Gestational surrogacy requires in-vitro fertilization (IVF) because an embryo is being transferred into the the surrogate. This makes it a significantly more expensive and complex procedure than traditional surrogacy.

Gestational surrogacy may be used if a female partner has healthy eggs, but has problems with her uterus that make it difficult for a pregnancy to succeed. Another use could be a gay couple who is using donor eggs from a woman unable to carry the pregnancy.

While gestational surrogacy typically is the less common choice of the two, more and more people are turning to it. According to the Society for Assisted Reproductive Technology, in 2004, 738 babies in the U.S. were born via gestational surrogacy, whereas in 2011 this number had risen to 1593.

Why Use a Surrogate?

If males want a biological child without a female partner, then surrogacy is their only route.

However, for many surrogacy is a last resort when dealing with serious infertility problems. The decision to use a surrogate is also likely based on the type of fertility problems a woman is having. If a woman has a healthy uterus, but problems with her eggs, she might consider an egg donor instead.

Women may choose to use a surrogate if they do not have a uterus, or if they have a problem with the uterus that makes it impossible to carry a child. 

What is the Surrogacy Process?

If you are considering surrogacy, you will first want to check what the laws and regulations are in your area, then locate a trusted surrogacy agency or attorney in your area. Each country has a different set of laws and regulations regarding surrogacy arrangements.

You may also choose to work with a surrogate independently, but due to the emotionally and legally sensitive nature of the process, it is highly advisable to have a professional agency and/or attorney working closely with you and the surrogate through the entire process.  

Once you have found a surrogacy network/clinic in your area, you can work with them to choose the type of surrogacy that you would like to proceed with. You will need to figure out whether you will be using donor sperm or eggs. The surrogacy process is very expensive, and there is no guarantee of a successful pregnancy. You will want to fully test both gametes for any fertility problems. Learn more about our sperm DNA test.

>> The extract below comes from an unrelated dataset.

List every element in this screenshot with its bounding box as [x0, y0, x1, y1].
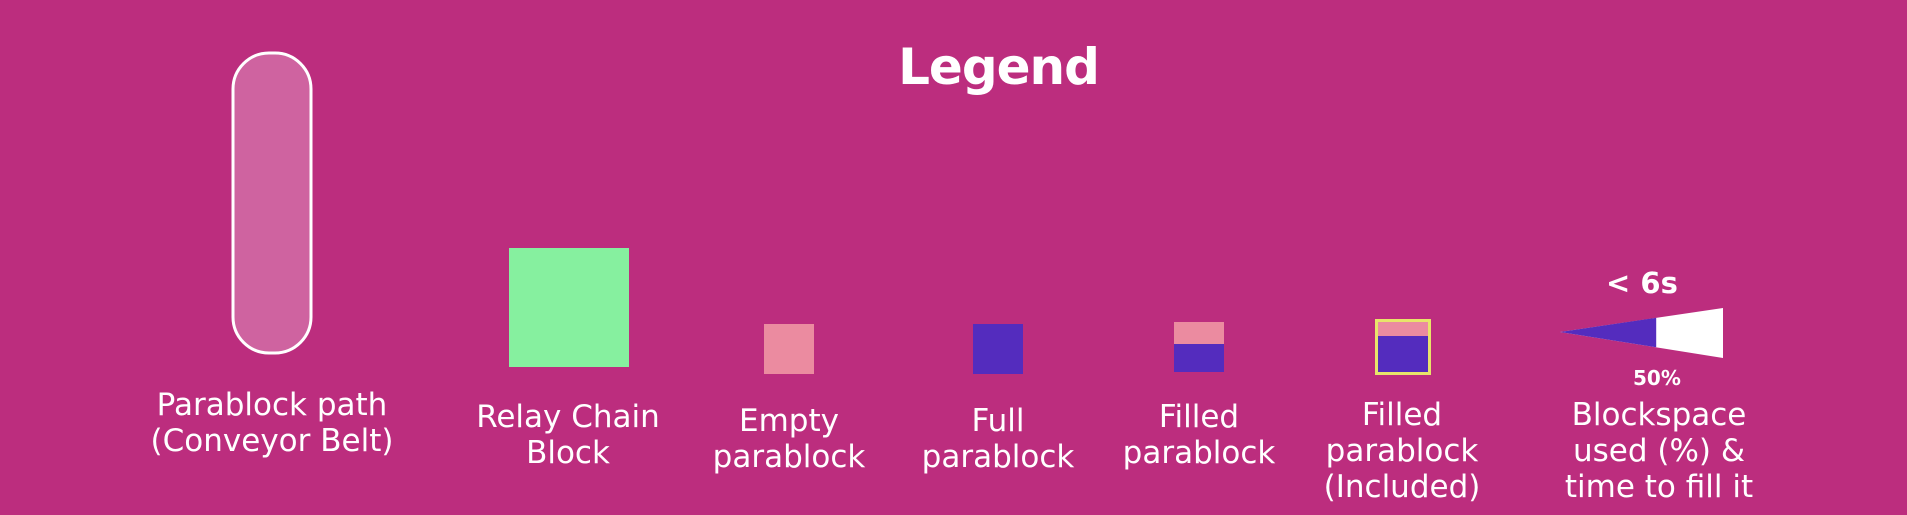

If you do not already have a surrogate chosen independently, an agency can help you find an appropriate match which the intended parent(s) will get to know. You will also be drafting a legal contract with the surrogate and your respective lawyers.

After the legal contracts are signed, fertilization and embryo transfer takes place and when the pregnancy is confirmed, you will likely continue to meet with and support the surrogate throughout the pregnancy. 

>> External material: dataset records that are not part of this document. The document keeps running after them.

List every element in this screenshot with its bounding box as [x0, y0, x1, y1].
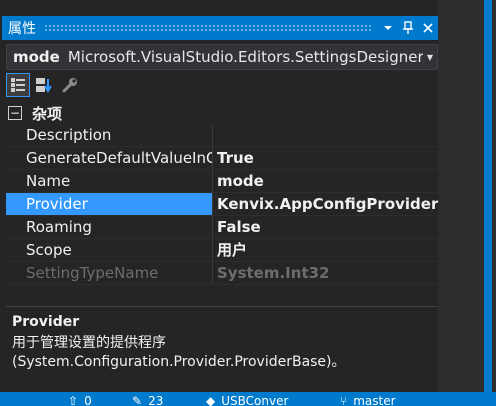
- status-changes[interactable]: ✎ 23: [132, 394, 163, 406]
- pin-button[interactable]: [398, 16, 418, 40]
- property-name: Roaming: [6, 216, 213, 238]
- category-label: 杂项: [32, 104, 63, 123]
- arrow-up-icon: ⇧: [68, 394, 79, 406]
- object-selector[interactable]: mode Microsoft.VisualStudio.Editors.Sett…: [6, 44, 438, 70]
- categorized-button[interactable]: [6, 73, 30, 97]
- accent-strip: [484, 0, 492, 406]
- property-grid: Description GenerateDefaultValueInCode T…: [6, 124, 438, 285]
- property-name: Provider: [6, 193, 213, 215]
- property-value[interactable]: mode: [213, 170, 438, 192]
- pencil-icon: ✎: [132, 394, 143, 406]
- property-row-setting-type-name[interactable]: SettingTypeName System.Int32: [6, 262, 438, 285]
- properties-window: 属性 mode Microsoft.VisualStudio.Editors.S…: [0, 0, 496, 406]
- property-row-roaming[interactable]: Roaming False: [6, 216, 438, 239]
- close-button[interactable]: [418, 16, 438, 40]
- collapse-icon[interactable]: −: [8, 106, 22, 120]
- property-name: GenerateDefaultValueInCode: [6, 147, 213, 169]
- property-row-generate-default[interactable]: GenerateDefaultValueInCode True: [6, 147, 438, 170]
- properties-toolbar: [6, 72, 82, 98]
- window-menu-button[interactable]: [378, 16, 398, 40]
- editor-edge: [438, 0, 496, 406]
- close-icon: [423, 23, 433, 33]
- pin-icon: [403, 21, 413, 34]
- description-text-line1: 用于管理设置的提供程序: [12, 335, 166, 351]
- drag-grip[interactable]: [44, 24, 372, 32]
- status-push[interactable]: ⇧ 0: [68, 394, 92, 406]
- property-row-name[interactable]: Name mode: [6, 170, 438, 193]
- description-title: Provider: [12, 314, 80, 330]
- status-bar: ⇧ 0 ✎ 23 ◆ USBConver ⑂ master: [0, 392, 496, 406]
- property-value[interactable]: False: [213, 216, 438, 238]
- property-name: Description: [6, 124, 213, 146]
- property-row-provider[interactable]: Provider Kenvix.AppConfigProvider: [6, 193, 438, 216]
- branch-name: master: [353, 394, 396, 406]
- property-value[interactable]: 用户: [213, 239, 438, 261]
- property-pages-button[interactable]: [58, 73, 82, 97]
- property-row-scope[interactable]: Scope 用户: [6, 239, 438, 262]
- property-value[interactable]: Kenvix.AppConfigProvider: [213, 193, 438, 215]
- object-name: mode: [13, 48, 60, 66]
- push-count: 0: [84, 394, 92, 406]
- alphabetical-button[interactable]: [32, 73, 56, 97]
- property-name: SettingTypeName: [6, 262, 213, 284]
- changes-count: 23: [148, 394, 164, 406]
- categorized-icon: [11, 78, 25, 92]
- category-header[interactable]: − 杂项: [6, 102, 438, 124]
- title-bar[interactable]: 属性: [2, 16, 438, 40]
- branch-icon: ⑂: [340, 394, 348, 406]
- property-value: System.Int32: [217, 264, 330, 282]
- property-value[interactable]: [213, 124, 438, 146]
- chevron-down-icon[interactable]: ▼: [423, 53, 437, 62]
- property-value[interactable]: True: [213, 147, 438, 169]
- repo-name: USBConver: [221, 394, 289, 406]
- alphabetical-icon: [36, 78, 52, 93]
- status-repo[interactable]: ◆ USBConver: [206, 394, 288, 406]
- wrench-icon: [62, 78, 77, 93]
- property-name: Scope: [6, 239, 213, 261]
- chevron-down-icon: [384, 26, 392, 30]
- repo-icon: ◆: [206, 394, 216, 406]
- property-row-description[interactable]: Description: [6, 124, 438, 147]
- property-name: Name: [6, 170, 213, 192]
- status-branch[interactable]: ⑂ master: [340, 394, 396, 406]
- window-title: 属性: [8, 21, 36, 37]
- description-pane: Provider 用于管理设置的提供程序 (System.Configurati…: [12, 314, 438, 372]
- description-splitter[interactable]: [6, 306, 438, 307]
- object-type: Microsoft.VisualStudio.Editors.SettingsD…: [67, 48, 423, 66]
- description-text-line2: (System.Configuration.Provider.ProviderB…: [12, 354, 346, 370]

How  Much Does Surrogacy Cost?

Using a surrogate is typically an expensive process that will most likely cost at a minimum $60 000, with costs over $100,000 being common as well.  This is because there are a variety of costs involved, including surrogate compensation, surrogate medical expenses, various clinic and agency fees, and management and legal fees. Gestational surrogacy is typically more expensive because it involves additional IVF costs.

Depending on where you live, you may be able to find financial support for family planning. Some companies are starting to offer fertility financing loans, and depending on your location, you may also be able to find assistance through family planning grants.